The plot follows Del, an archaeologist and linguist who lives in a land at a pre-industrial stage of technological advancement, who has been recruited for an expedition to investigate one mysterious land where the ground gives way to a seemingly endless gap and no one knows whether there's more world beyond. A legend speaks of a great migration in the past, but the only pieces of evidence available are a missing book and a closed passage under the mountains. The process to reach the other side of the gap involves extensive discussions and calculations, because gravity behaves in counterintuitive ways when you cross a Hoop that has a full world on one side and only thin air on the other. No actual numbers appear in the novel (that's what the explainer page is for), although illustrations would have been very helpful. I struggled to picture the specific shape of a gigantic bridge built to cross the gap, or the trajectory of certain buoyant vehicles, or the positions of sections of rock relative to the Hoops, and after intense rereading, I'm still not sure my mental image matches Egan's.

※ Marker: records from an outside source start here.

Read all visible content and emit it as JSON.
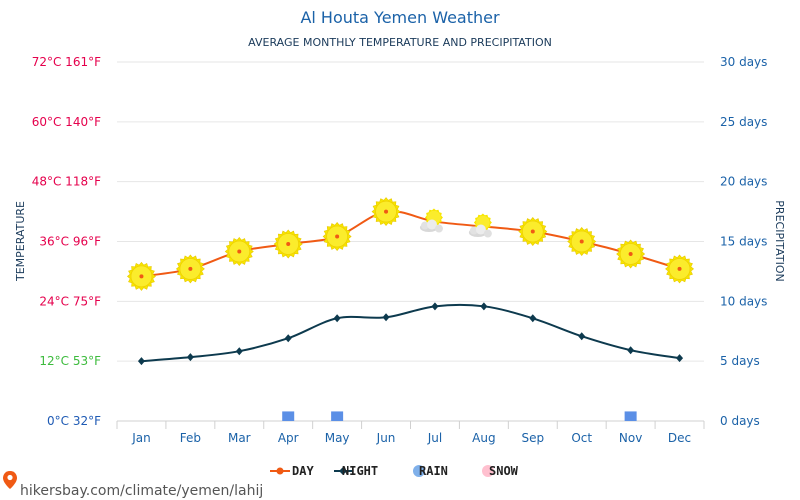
{
  "chart_data": {
    "type": "line",
    "title": "Al Houta Yemen Weather",
    "subtitle": "AVERAGE MONTHLY TEMPERATURE AND PRECIPITATION",
    "ylabel": "TEMPERATURE",
    "y2label": "PRECIPITATION",
    "categories": [
      "Jan",
      "Feb",
      "Mar",
      "Apr",
      "May",
      "Jun",
      "Jul",
      "Aug",
      "Sep",
      "Oct",
      "Nov",
      "Dec"
    ],
    "y_ticks": [
      {
        "c": 0,
        "label": "0°C 32°F",
        "color": "#1e5ab4"
      },
      {
        "c": 12,
        "label": "12°C 53°F",
        "color": "#3dbb3d"
      },
      {
        "c": 24,
        "label": "24°C 75°F",
        "color": "#e5004c"
      },
      {
        "c": 36,
        "label": "36°C 96°F",
        "color": "#e5004c"
      },
      {
        "c": 48,
        "label": "48°C 118°F",
        "color": "#e5004c"
      },
      {
        "c": 60,
        "label": "60°C 140°F",
        "color": "#e5004c"
      },
      {
        "c": 72,
        "label": "72°C 161°F",
        "color": "#e5004c"
      }
    ],
    "y2_ticks": [
      {
        "v": 0,
        "label": "0 days"
      },
      {
        "v": 5,
        "label": "5 days"
      },
      {
        "v": 10,
        "label": "10 days"
      },
      {
        "v": 15,
        "label": "15 days"
      },
      {
        "v": 20,
        "label": "20 days"
      },
      {
        "v": 25,
        "label": "25 days"
      },
      {
        "v": 30,
        "label": "30 days"
      }
    ],
    "ylim": [
      0,
      72
    ],
    "y2lim": [
      0,
      30
    ],
    "grid": true,
    "legend_position": "bottom",
    "series": [
      {
        "name": "DAY",
        "unit": "°C",
        "color": "#f05a14",
        "values": [
          29,
          30.5,
          34,
          35.5,
          37,
          42,
          40,
          39,
          38,
          36,
          33.5,
          30.5
        ],
        "icons": [
          "sun",
          "sun",
          "sun",
          "sun",
          "sun",
          "sun",
          "sun-cloud",
          "sun-cloud",
          "sun",
          "sun",
          "sun",
          "sun"
        ]
      },
      {
        "name": "NIGHT",
        "unit": "°C",
        "color": "#0d3a4e",
        "values": [
          12,
          12.8,
          14,
          16.6,
          20.6,
          20.8,
          23,
          23,
          20.6,
          17,
          14.2,
          12.6
        ]
      },
      {
        "name": "RAIN",
        "unit": "days",
        "color": "#5b8fe6",
        "values": [
          0,
          0,
          0,
          0.8,
          0.8,
          0,
          0,
          0,
          0,
          0,
          0.8,
          0
        ]
      },
      {
        "name": "SNOW",
        "unit": "days",
        "color": "#ffb6c8",
        "values": [
          0,
          0,
          0,
          0,
          0,
          0,
          0,
          0,
          0,
          0,
          0,
          0
        ]
      }
    ]
  },
  "legend": {
    "items": [
      {
        "label": "DAY",
        "color": "#f05a14",
        "marker": "line-dot"
      },
      {
        "label": "NIGHT",
        "color": "#0d3a4e",
        "marker": "line-diamond"
      },
      {
        "label": "RAIN",
        "color": "#7fb0ea",
        "marker": "dot"
      },
      {
        "label": "SNOW",
        "color": "#ffc0cf",
        "marker": "dot"
      }
    ]
  },
  "source": {
    "text": "hikersbay.com/climate/yemen/lahij",
    "icon": "map-pin-icon",
    "icon_color": "#f05a14"
  },
  "colors": {
    "title": "#1b62a8",
    "axis_text": "#1b62a8",
    "grid": "#e6e6e6"
  }
}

What Del discovers at the end of her journey is not only the secret history of the fabled migration, but also the origin of the Hoops, the tragic explanation for the loss of written records, a completely different technological tradition (a discovery that underscores the relationship between scientific advancement and availability of resources), and rules for social organization she hadn't remotely suspected. However, readers must keep in mind that this is not the type of story that culminates in a big reflection on the deep truths of human life. The ending is resolved by the clever application of physics, and that's where the novel places its ambitions. The adventure in the last couple of chapters proceeds with the mechanical dryness of a Verne novel, and the text ends with unexpected abruptness in the middle of a dialogue. It does complete the thematic interests of the book, in that the ancient separation of humankind is healed, but the manner of execution can come off as ungraceful. Likewise, action scenes early in the book often pause at the strangest moments to describe a character's entire thought process, or even to insert an entire dialogue, full with meticulous strategizing, right at a moment of immediate urgency. Although this helps understand the motivations of a scene, it comes at the cost of hurting the reading flow.

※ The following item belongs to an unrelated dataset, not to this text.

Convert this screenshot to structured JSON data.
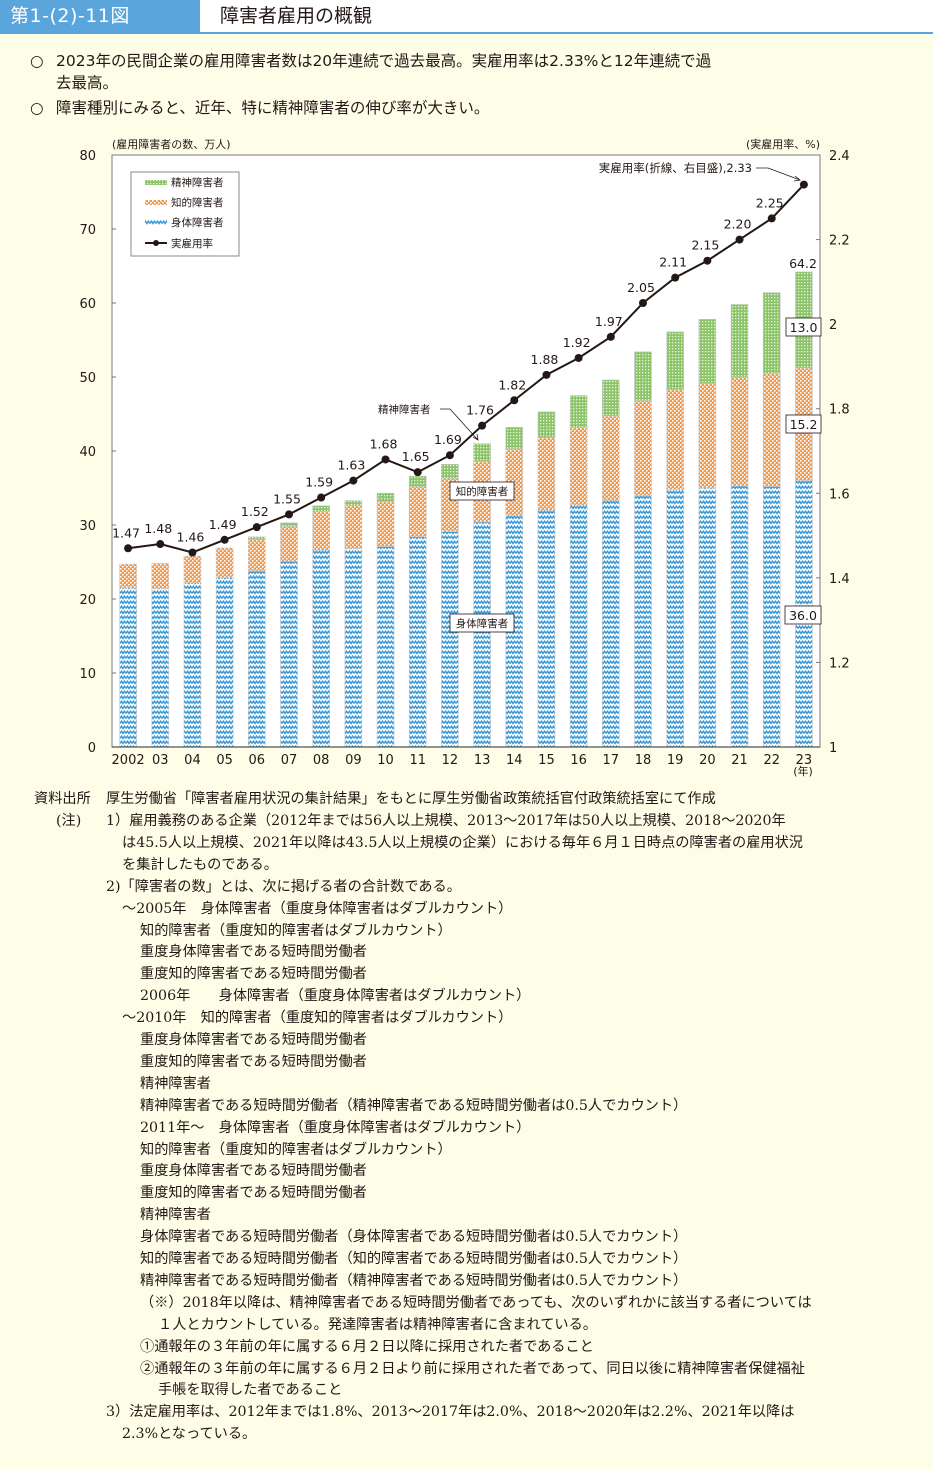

Readers accustomed to a more literary vein of science fiction need to consider the text for what it aims to do and the way it sets about achieving it before jumping to find fault in these writing choices. Egan's interest in exploring strange universes is mathematical first and poetic second. That's a valid way of creating science fiction, one that has historically provided the essential link between speculation and real-life innovation, and one that needs authors like Egan in order to stay fertile.


Nerd Coefficient: 6/10.

POSTED BY: Arturo Serrano, multiclass Trekkie/Whovian/Moonie/Miraculer, accumulating experience points for still more obsessions.

Reference: Egan, Greg. The Book of All Skies [self-published, 2021].